Despite these considerations, more recent reviews have yielded similar conclusions in relation to the influence of ACLR on the development of OA. Øiestad et al. reported conflicting evidence of the role of ACLR. In their review they reported no differences for the prevalence of knee OA between surgically treated (29%–51%) and nonsurgically treated subjects (24%–48%). In the most recent meta-analysis, Ajuied et al. reported on six studies with a mean 10-year follow-up using the Kellgren-Lawrence grading for OA. They reported that after ACLR in knees with or without meniscal injury, the relative risk (RR) of developing OA was 3.62 when compared with the uninjured control group at follow-up, whereas nonoperatively managed knees had an RR of 4.98, a modest difference. They concluded ACLR has a role in the prevention of OA after ACL injury. However, they also observed that ACL-R knees tended toward a higher proportion of moderate and severe osteoarthritic changes (grades III and IV; RR = 4.71), when compared with ACL-injured knees managed nonoperatively (RR = 2.41). These findings require careful interpretation. One contributing feature was the heterogeneity of the included studies for nonoperative treatment. An alternative explanation is that patients being managed nonoperatively are often advised to modify sporting activity or voluntarily choose to avoid sports associated with a high risk of knee instability, which may diminish the risk of OA developing. Patients after successful reconstruction are more likely to return to a full range of unrestricted sporting activity, which may be associated with factors likely to influence development of OA, such as reinjury and meniscal tears.

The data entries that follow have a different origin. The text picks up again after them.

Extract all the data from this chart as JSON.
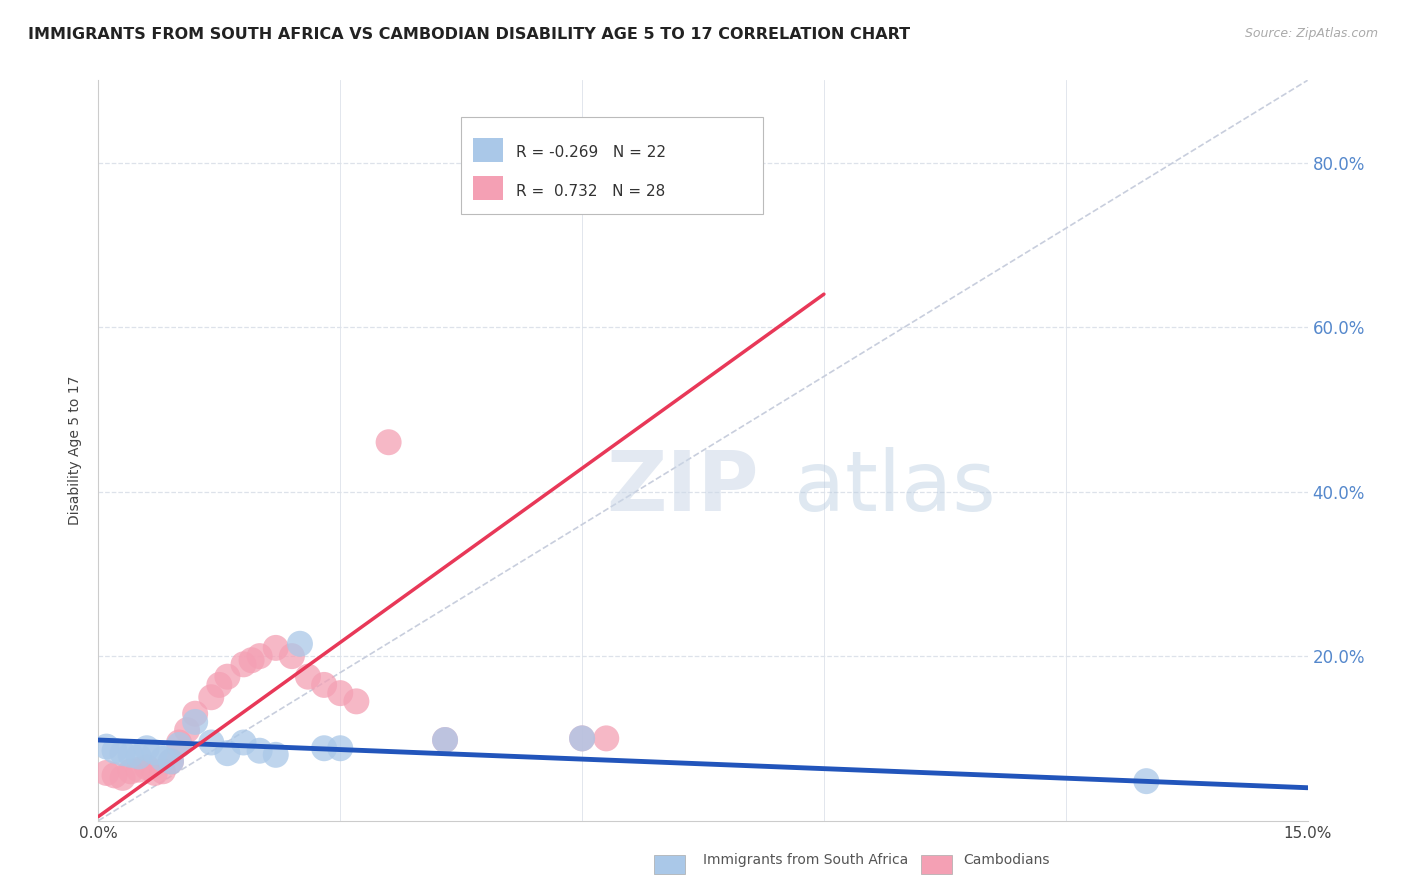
{
  "title": "IMMIGRANTS FROM SOUTH AFRICA VS CAMBODIAN DISABILITY AGE 5 TO 17 CORRELATION CHART",
  "source": "Source: ZipAtlas.com",
  "ylabel": "Disability Age 5 to 17",
  "xlim": [
    0.0,
    0.15
  ],
  "ylim": [
    0.0,
    0.9
  ],
  "blue_scatter_x": [
    0.001,
    0.002,
    0.003,
    0.004,
    0.005,
    0.006,
    0.007,
    0.008,
    0.009,
    0.01,
    0.012,
    0.014,
    0.016,
    0.018,
    0.02,
    0.022,
    0.025,
    0.028,
    0.03,
    0.043,
    0.06,
    0.13
  ],
  "blue_scatter_y": [
    0.09,
    0.085,
    0.082,
    0.08,
    0.078,
    0.088,
    0.083,
    0.075,
    0.072,
    0.092,
    0.12,
    0.095,
    0.082,
    0.095,
    0.085,
    0.08,
    0.215,
    0.088,
    0.088,
    0.098,
    0.1,
    0.048
  ],
  "pink_scatter_x": [
    0.001,
    0.002,
    0.003,
    0.004,
    0.005,
    0.006,
    0.007,
    0.008,
    0.009,
    0.01,
    0.011,
    0.012,
    0.014,
    0.015,
    0.016,
    0.018,
    0.019,
    0.02,
    0.022,
    0.024,
    0.026,
    0.028,
    0.03,
    0.032,
    0.036,
    0.043,
    0.06,
    0.063
  ],
  "pink_scatter_y": [
    0.058,
    0.055,
    0.052,
    0.06,
    0.062,
    0.065,
    0.058,
    0.06,
    0.072,
    0.095,
    0.11,
    0.13,
    0.15,
    0.165,
    0.175,
    0.19,
    0.195,
    0.2,
    0.21,
    0.2,
    0.175,
    0.165,
    0.155,
    0.145,
    0.46,
    0.098,
    0.1,
    0.1
  ],
  "blue_line_x0": 0.0,
  "blue_line_y0": 0.098,
  "blue_line_x1": 0.15,
  "blue_line_y1": 0.04,
  "pink_line_x0": 0.0,
  "pink_line_y0": 0.005,
  "pink_line_x1": 0.09,
  "pink_line_y1": 0.64,
  "blue_R": "-0.269",
  "blue_N": "22",
  "pink_R": "0.732",
  "pink_N": "28",
  "blue_color": "#aac8e8",
  "pink_color": "#f4a0b4",
  "blue_line_color": "#2255bb",
  "pink_line_color": "#e83858",
  "diagonal_color": "#c8cedd",
  "background_color": "#ffffff",
  "grid_color": "#dde2ea",
  "right_axis_color": "#5588cc",
  "ytick_right": [
    0.2,
    0.4,
    0.6,
    0.8
  ],
  "ytick_right_labels": [
    "20.0%",
    "40.0%",
    "60.0%",
    "80.0%"
  ],
  "xtick_positions": [
    0.0,
    0.03,
    0.06,
    0.09,
    0.12,
    0.15
  ],
  "xtick_labels": [
    "0.0%",
    "",
    "",
    "",
    "",
    "15.0%"
  ]
}
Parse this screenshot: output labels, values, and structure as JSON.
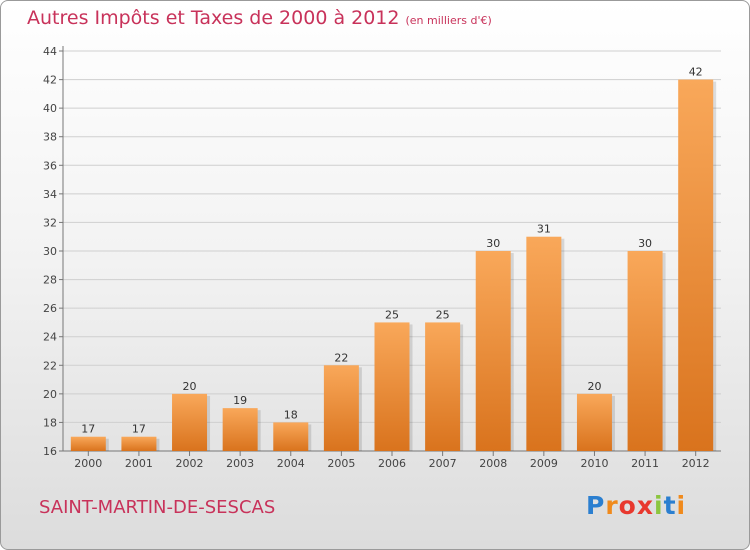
{
  "header": {
    "title": "Autres Impôts et Taxes de 2000 à 2012",
    "subtitle": "(en milliers d'€)"
  },
  "footer": {
    "commune": "SAINT-MARTIN-DE-SESCAS",
    "brand_letters": [
      "P",
      "r",
      "o",
      "x",
      "i",
      "t",
      "i"
    ],
    "brand_colors": [
      "#2b7fd0",
      "#f08a1c",
      "#e8382e",
      "#e8382e",
      "#8cc63f",
      "#2b7fd0",
      "#f08a1c"
    ]
  },
  "colors": {
    "bar_light": "#f9a85a",
    "bar_dark": "#d9731d",
    "title": "#c8325a"
  },
  "chart_data": {
    "type": "bar",
    "title": "Autres Impôts et Taxes de 2000 à 2012",
    "subtitle": "(en milliers d'€)",
    "categories": [
      "2000",
      "2001",
      "2002",
      "2003",
      "2004",
      "2005",
      "2006",
      "2007",
      "2008",
      "2009",
      "2010",
      "2011",
      "2012"
    ],
    "values": [
      17,
      17,
      20,
      19,
      18,
      22,
      25,
      25,
      30,
      31,
      20,
      30,
      42
    ],
    "ylim": [
      16,
      44
    ],
    "yticks": [
      16,
      18,
      20,
      22,
      24,
      26,
      28,
      30,
      32,
      34,
      36,
      38,
      40,
      42,
      44
    ],
    "grid": true,
    "legend": "none"
  }
}
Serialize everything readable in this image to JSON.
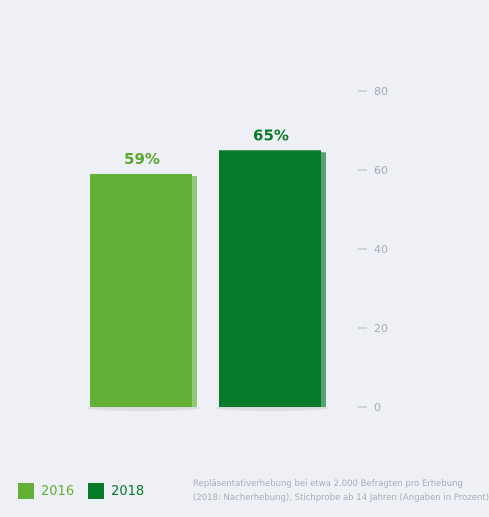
{
  "chart_data": {
    "type": "bar",
    "categories": [
      "2016",
      "2018"
    ],
    "values": [
      59,
      65
    ],
    "value_labels": [
      "59%",
      "65%"
    ],
    "ylim": [
      0,
      80
    ],
    "yticks": [
      0,
      20,
      40,
      60,
      80
    ],
    "y_axis_position": "right",
    "grid": false,
    "legend_position": "bottom-left",
    "colors": [
      "#62b035",
      "#077a2b"
    ],
    "label_colors": [
      "#5aa72e",
      "#0a7a2c"
    ]
  },
  "legend": {
    "items": [
      {
        "label": "2016",
        "color": "#62b035"
      },
      {
        "label": "2018",
        "color": "#077a2b"
      }
    ]
  },
  "footnote": {
    "line1": "Repläsentativerhebung bei etwa 2.000 Befragten pro Erhebung",
    "line2": "(2018: Nacherhebung), Stichprobe ab 14 Jahren (Angaben in Prozent)"
  }
}
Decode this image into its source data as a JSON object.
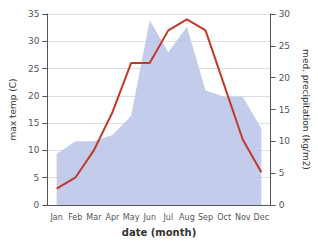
{
  "chart_data": {
    "type": "line",
    "xlabel": "date (month)",
    "ylabel": "max temp (C)",
    "y2label": "med. precipitation (kg/m2)",
    "categories": [
      "Jan",
      "Feb",
      "Mar",
      "Apr",
      "May",
      "Jun",
      "Jul",
      "Aug",
      "Sep",
      "Oct",
      "Nov",
      "Dec"
    ],
    "series": [
      {
        "type": "area",
        "axis": "y2",
        "color": "#b8c4e8",
        "values": [
          8,
          10,
          10,
          11,
          14,
          29,
          24,
          28,
          18,
          17,
          17,
          12
        ]
      },
      {
        "type": "line",
        "color": "#c0392b",
        "values": [
          3,
          5,
          10,
          17,
          26,
          26,
          32,
          34,
          32,
          22,
          12,
          6
        ]
      }
    ],
    "ylim": [
      0,
      35
    ],
    "yticks": [
      0,
      5,
      10,
      15,
      20,
      25,
      30,
      35
    ],
    "y2lim": [
      0,
      30
    ],
    "y2ticks": [
      0,
      5,
      10,
      15,
      20,
      25,
      30
    ],
    "grid": true
  }
}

Graft Choice and Surgical Technique
Technical aspects of surgical reconstruction may also influence development of OA. Currently most ACLRs are carried out with either autogenous hamstring or middle third patellar tendon grafts. The relationship of graft choice for ACLR and development of OA is still controversial. In 2011 Mohtadi et al. published a Cochrane review of trials comparing the outcome of patellar tendon versus hamstring ACLR. They identified 19 randomized or quasi-randomized trials comparing the two techniques. They noted many of the trials were at risk of bias due to inadequate methods of randomization, lack of blinding, and incomplete assessment of outcome. No differences in clinical results were found, but in relation to osteoarthritis they noted the trials were compromised by lack of follow-up to detect a difference for this outcome. Barenius et al. reported on a cohort of 135 patients evaluated at a mean of 14 years following ACLR. The incidence of medial compartment osteoarthritis was 57% in reconstructed knees, compared to 18% in the contralateral normal knee. They did not report any significant difference in OA of the medial compartment with use of BPTB or quadrupled semitendinosus tendon graft at 14 years after ACLR. At the present time, therefore, the available evidence would not indicate any advantage of the two most commonly used grafts in relation to the risk of developing osteoarthritis.